T.R | Title | User | Personal Name | Date | Lines |
---|
4961.1 | | DUCATI::LASTOVICA | Is it possible to be totally partial? | Fri Jan 24 1997 19:25 | 3 |
| presuming that they are already at the current version of Rdb (you
didn't mention it), it might be interesting to dump the AIJ file and
then look for all references to the DBKEY(s) of interest.
|
4961.2 | | M5::PSOEHL | Go see THE RELIC!!! | Fri Jan 24 1997 20:03 | 6 |
| You're right I didn't say what version: it's 6.1-4.

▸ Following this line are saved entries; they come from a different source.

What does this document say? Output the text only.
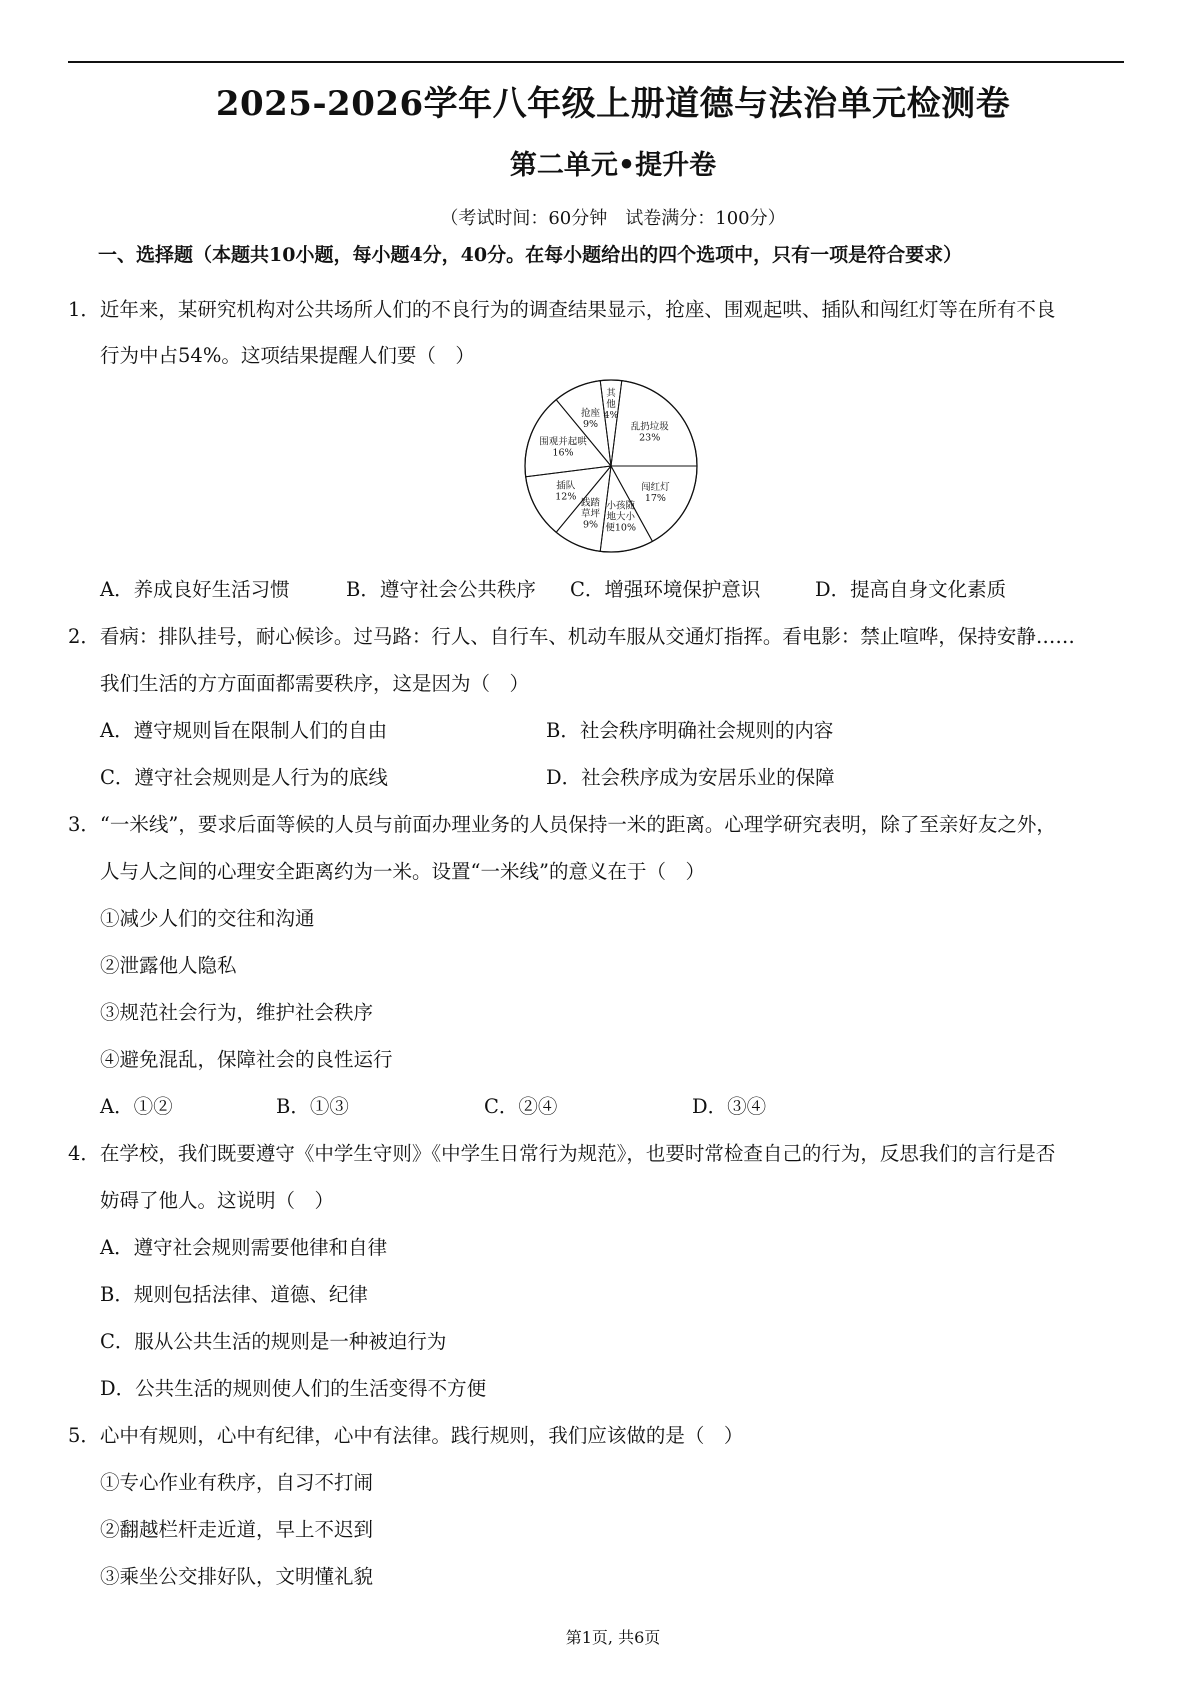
2025-2026学年八年级上册道德与法治单元检测卷
第二单元•提升卷
（考试时间：60分钟　试卷满分：100分）
一、选择题（本题共10小题，每小题4分，40分。在每小题给出的四个选项中，只有一项是符合要求）
1．近年来，某研究机构对公共场所人们的不良行为的调查结果显示，抢座、围观起哄、插队和闯红灯等在所有不良
行为中占54%。这项结果提醒人们要（　）
乱扔垃圾 23%
闯红灯 17%
小孩随地大小便10%
践踏草坪 9%
插队 12%
围观并起哄 16%
抢座 9%
其他 4%
A．养成良好生活习惯	B．遵守社会公共秩序 C．增强环境保护意识	D．提高自身文化素质
2．看病：排队挂号，耐心候诊。过马路：行人、自行车、机动车服从交通灯指挥。看电影：禁止喧哗，保持安静……
我们生活的方方面面都需要秩序，这是因为（　）
A．遵守规则旨在限制人们的自由	B．社会秩序明确社会规则的内容
C．遵守社会规则是人行为的底线	D．社会秩序成为安居乐业的保障
3．“一米线”，要求后面等候的人员与前面办理业务的人员保持一米的距离。心理学研究表明，除了至亲好友之外，
人与人之间的心理安全距离约为一米。设置“一米线”的意义在于（　）
①减少人们的交往和沟通
②泄露他人隐私
③规范社会行为，维护社会秩序
④避免混乱，保障社会的良性运行
A．①②	B．①③	C．②④	D．③④
4．在学校，我们既要遵守《中学生守则》《中学生日常行为规范》，也要时常检查自己的行为，反思我们的言行是否
妨碍了他人。这说明（　）
A．遵守社会规则需要他律和自律
B．规则包括法律、道德、纪律
C．服从公共生活的规则是一种被迫行为
D．公共生活的规则使人们的生活变得不方便
5．心中有规则，心中有纪律，心中有法律。践行规则，我们应该做的是（　）
①专心作业有秩序，自习不打闹
②翻越栏杆走近道，早上不迟到
③乘坐公交排好队，文明懂礼貌
第1页, 共6页
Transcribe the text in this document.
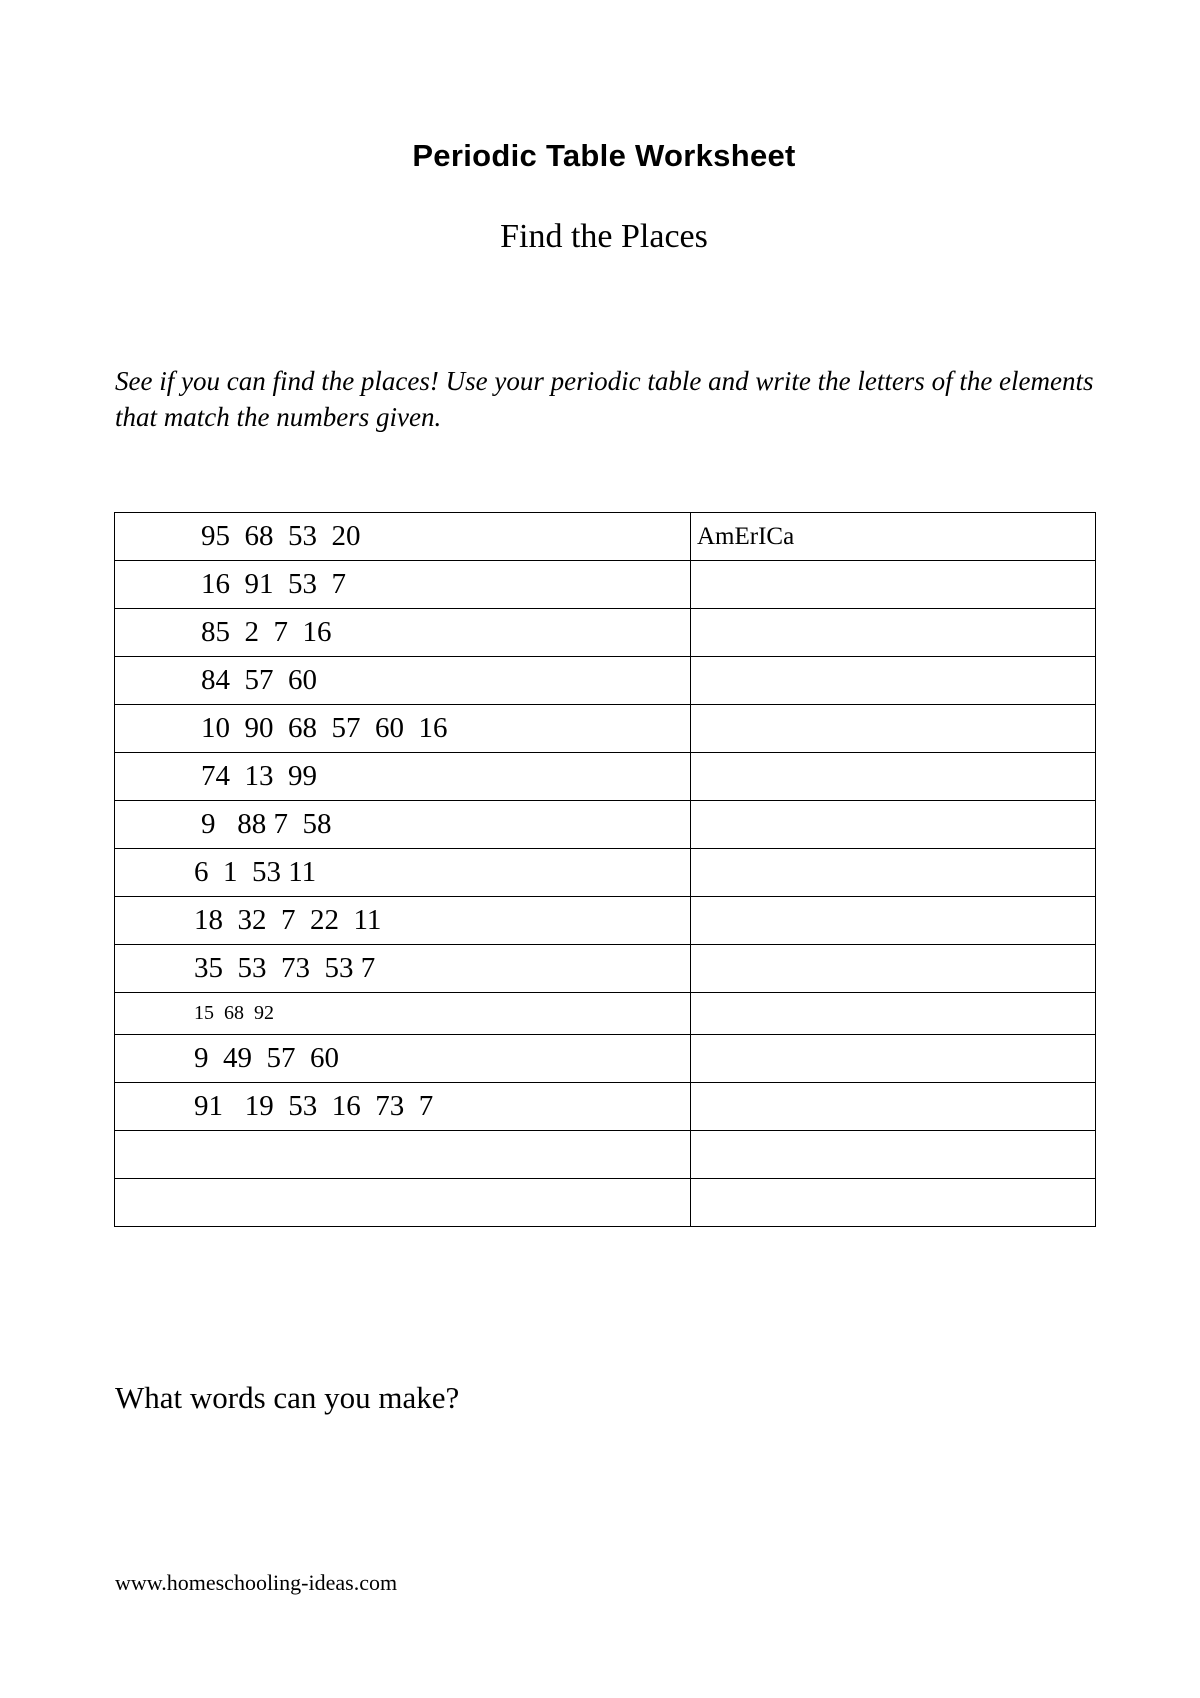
Periodic Table Worksheet
Find the Places
See if you can find the places! Use your periodic table and write the letters of the elements that match the numbers given.
95  68  53  20	AmErICa
16  91  53  7	
85  2  7  16	
84  57  60	
10  90  68  57  60  16	
74  13  99	
9   88 7  58	
6  1  53 11	
18  32  7  22  11	
35  53  73  53 7	
15  68  92	
9  49  57  60	
91   19  53  16  73  7	

What words can you make?
www.homeschooling-ideas.com
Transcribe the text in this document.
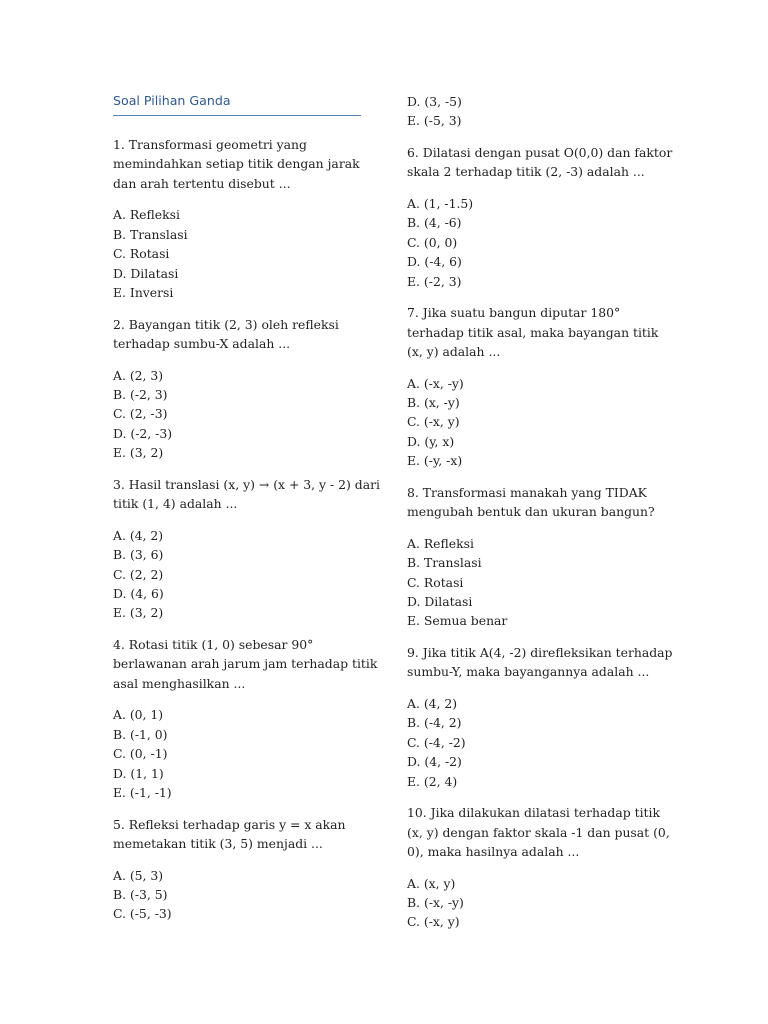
Soal Pilihan Ganda
1. Transformasi geometri yang
memindahkan setiap titik dengan jarak
dan arah tertentu disebut ...
A. Refleksi
B. Translasi
C. Rotasi
D. Dilatasi
E. Inversi
2. Bayangan titik (2, 3) oleh refleksi
terhadap sumbu-X adalah ...
A. (2, 3)
B. (-2, 3)
C. (2, -3)
D. (-2, -3)
E. (3, 2)
3. Hasil translasi (x, y) → (x + 3, y - 2) dari
titik (1, 4) adalah ...
A. (4, 2)
B. (3, 6)
C. (2, 2)
D. (4, 6)
E. (3, 2)
4. Rotasi titik (1, 0) sebesar 90°
berlawanan arah jarum jam terhadap titik
asal menghasilkan ...
A. (0, 1)
B. (-1, 0)
C. (0, -1)
D. (1, 1)
E. (-1, -1)
5. Refleksi terhadap garis y = x akan
memetakan titik (3, 5) menjadi ...
A. (5, 3)
B. (-3, 5)
C. (-5, -3)
D. (3, -5)
E. (-5, 3)
6. Dilatasi dengan pusat O(0,0) dan faktor
skala 2 terhadap titik (2, -3) adalah ...
A. (1, -1.5)
B. (4, -6)
C. (0, 0)
D. (-4, 6)
E. (-2, 3)
7. Jika suatu bangun diputar 180°
terhadap titik asal, maka bayangan titik
(x, y) adalah ...
A. (-x, -y)
B. (x, -y)
C. (-x, y)
D. (y, x)
E. (-y, -x)
8. Transformasi manakah yang TIDAK
mengubah bentuk dan ukuran bangun?
A. Refleksi
B. Translasi
C. Rotasi
D. Dilatasi
E. Semua benar
9. Jika titik A(4, -2) direfleksikan terhadap
sumbu-Y, maka bayangannya adalah ...
A. (4, 2)
B. (-4, 2)
C. (-4, -2)
D. (4, -2)
E. (2, 4)
10. Jika dilakukan dilatasi terhadap titik
(x, y) dengan faktor skala -1 dan pusat (0,
0), maka hasilnya adalah ...
A. (x, y)
B. (-x, -y)
C. (-x, y)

As I did mention in my note, I would like to see the AIJ as well, but
regrettably they blew it away.
Thanks
|
4961.3 | | HOTRDB::LASTOVICA | Is it possible to be totally partial? | Sat Jan 25 1997 01:01 | 3 |
| > regrettably they blew it away.
along with all hope of figuring anything out.
|
4961.4 | Progress ... | NOVA::JIANG | Oracle Corporation (603) 881-0815 | Sat Jan 25 1997 10:06 | 5 |
| FYI, a day-one problem in collect locked space code has been found in
7.0 code and the fix has been backported to 6.0 and 6.1.
Our lab tests so far showed very positive results with heavy loads and
DELPRC. The fix will be available in the next ECO.
|
4961.5 | i hope we found it... | NOVA::SMITHI | Don't understate or underestimate Rdb! | Sat Jan 25 1997 15:19 | 21 |
| I'd just like to set correct expectations here. This (and other reports) of
occassional corruption have been very hard to track down. The problem we just
discovered *could* produce the type of problem described by this note.
Obviously without an AIJ we can not say for sure. However, we have some
optimism.
The problem we found deals with collecting lock free space, in the area of
reusing the LDX/TSN index entries. Under high load environments it is
possible (although extremely unlikely) that two different processes would
reuse the same line on a page. This requires (a) high concurrency, (b)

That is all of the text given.